Introduced by Representative Debbie Dingell [D-MI], this bill temporarily provides additional funding for Medicaid home and community-based services (HCBS) through a 10 percent increase in Federal Medical Assistance. HCBS programs deliver home health and human services to older adults and people with disabilities. Additional funding would also expand HBCS programs by providing hazard pay, paid sick and family medical leave and personal protective equipment to home health workers and direct support professionals. Funding could also be used to recruit and train additional direct care workers and to pay
for technologies that ensure continuity of care and minimize COVID-19 risk for both older adults and people with disabilities. The bill is referred to the House Committee on Energy and Commerce.
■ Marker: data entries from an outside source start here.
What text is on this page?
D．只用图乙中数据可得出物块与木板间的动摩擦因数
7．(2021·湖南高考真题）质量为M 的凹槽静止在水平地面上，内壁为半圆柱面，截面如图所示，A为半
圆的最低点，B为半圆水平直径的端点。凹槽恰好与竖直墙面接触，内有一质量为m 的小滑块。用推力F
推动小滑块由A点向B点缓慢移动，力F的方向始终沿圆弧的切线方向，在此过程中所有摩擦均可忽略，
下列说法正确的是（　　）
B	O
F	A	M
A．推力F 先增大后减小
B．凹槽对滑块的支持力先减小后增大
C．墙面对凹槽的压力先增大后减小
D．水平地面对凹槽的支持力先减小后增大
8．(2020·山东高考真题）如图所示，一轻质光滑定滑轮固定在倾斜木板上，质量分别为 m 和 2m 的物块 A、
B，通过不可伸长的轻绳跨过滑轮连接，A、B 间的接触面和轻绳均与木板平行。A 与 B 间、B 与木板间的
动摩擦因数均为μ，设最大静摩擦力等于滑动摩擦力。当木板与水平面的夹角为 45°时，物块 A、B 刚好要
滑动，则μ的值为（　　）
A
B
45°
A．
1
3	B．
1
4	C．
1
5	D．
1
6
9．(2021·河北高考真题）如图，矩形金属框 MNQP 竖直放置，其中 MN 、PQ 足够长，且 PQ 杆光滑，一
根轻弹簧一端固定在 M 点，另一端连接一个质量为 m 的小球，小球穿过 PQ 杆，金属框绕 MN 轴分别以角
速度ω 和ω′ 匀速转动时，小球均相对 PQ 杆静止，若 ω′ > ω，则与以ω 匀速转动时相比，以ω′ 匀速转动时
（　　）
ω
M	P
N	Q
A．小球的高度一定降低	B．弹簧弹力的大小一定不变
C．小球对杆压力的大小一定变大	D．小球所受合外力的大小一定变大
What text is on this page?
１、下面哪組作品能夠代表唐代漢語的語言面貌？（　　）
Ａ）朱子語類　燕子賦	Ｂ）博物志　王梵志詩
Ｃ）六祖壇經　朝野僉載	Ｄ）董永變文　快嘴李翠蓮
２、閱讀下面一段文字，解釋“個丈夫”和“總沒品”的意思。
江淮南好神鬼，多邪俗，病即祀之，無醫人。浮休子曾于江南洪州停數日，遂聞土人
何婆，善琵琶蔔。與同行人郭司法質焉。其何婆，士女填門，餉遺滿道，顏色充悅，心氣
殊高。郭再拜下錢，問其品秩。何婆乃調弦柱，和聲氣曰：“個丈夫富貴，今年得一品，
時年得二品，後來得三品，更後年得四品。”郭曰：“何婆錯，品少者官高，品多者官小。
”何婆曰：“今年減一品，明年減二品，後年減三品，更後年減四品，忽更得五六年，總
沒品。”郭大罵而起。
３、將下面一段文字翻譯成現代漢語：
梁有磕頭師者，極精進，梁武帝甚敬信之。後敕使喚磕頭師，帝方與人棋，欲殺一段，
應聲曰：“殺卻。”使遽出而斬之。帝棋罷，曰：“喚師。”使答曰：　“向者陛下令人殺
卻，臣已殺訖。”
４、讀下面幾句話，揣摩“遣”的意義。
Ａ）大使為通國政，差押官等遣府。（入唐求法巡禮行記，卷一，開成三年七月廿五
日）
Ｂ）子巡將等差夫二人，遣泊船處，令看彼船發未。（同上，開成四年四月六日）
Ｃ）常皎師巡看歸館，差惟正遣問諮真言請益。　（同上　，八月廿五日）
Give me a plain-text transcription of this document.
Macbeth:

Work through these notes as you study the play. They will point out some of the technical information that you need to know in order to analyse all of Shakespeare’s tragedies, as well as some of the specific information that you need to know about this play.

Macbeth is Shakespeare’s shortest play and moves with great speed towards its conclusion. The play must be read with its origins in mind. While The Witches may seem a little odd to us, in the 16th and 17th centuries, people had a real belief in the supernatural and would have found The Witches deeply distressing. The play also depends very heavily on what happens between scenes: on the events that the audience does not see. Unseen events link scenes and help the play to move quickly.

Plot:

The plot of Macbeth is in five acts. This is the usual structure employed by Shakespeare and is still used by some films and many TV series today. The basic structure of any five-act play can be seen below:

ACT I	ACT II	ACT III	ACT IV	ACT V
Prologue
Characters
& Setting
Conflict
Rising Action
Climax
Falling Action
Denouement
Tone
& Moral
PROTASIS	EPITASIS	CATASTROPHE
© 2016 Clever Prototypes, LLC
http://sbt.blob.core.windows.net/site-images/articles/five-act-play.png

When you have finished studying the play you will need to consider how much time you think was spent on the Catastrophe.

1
Introduced by Representative Scott Peters [D-CA], this bill improves infrastructure to better inform responses to public health emergencies, such as COVID-19. The bill establishes a working group, composed of representatives from federal agencies, tasked with providing recommendations on improving public federal health data standards, collection and reporting, facilitating better data sharing among local, state and federal agencies and expanding the use of SDoH data across the health and human services sectors. The bill creates grants for public health departments that help expand and modernize their public health data systems and support data sharing between federal, state and local entities. Additionally, the bill creates a demonstration project that focuses on public health statistics, trends and patterns with a particular focus on SDoH. The bill is referred to the House Committee on Energy and Commerce.
The Root Cause Coalition Member Spotlight
ProMedica is partnering with Bitwise Industries to launch an innovation center in Toledo, Ohio that will focus on racial, ethnic, socioeconomic, and gender diversity while “accelerating partnerships, supporting workforce development and facilitating innovation.” ProMedica President and CEO Randy Oostra noted that Bitwise Industries “…has a strong track record, and its mission strongly aligns with ProMedica’s social determinants of health and innovations efforts. We believe this partnership will enable us to build upon our successes and continue the momentum in our community. Together, and with the help of other community partners, we expect to elevate the innovation and technology landscape in our region while creating career path opportunities for our underserved populations.”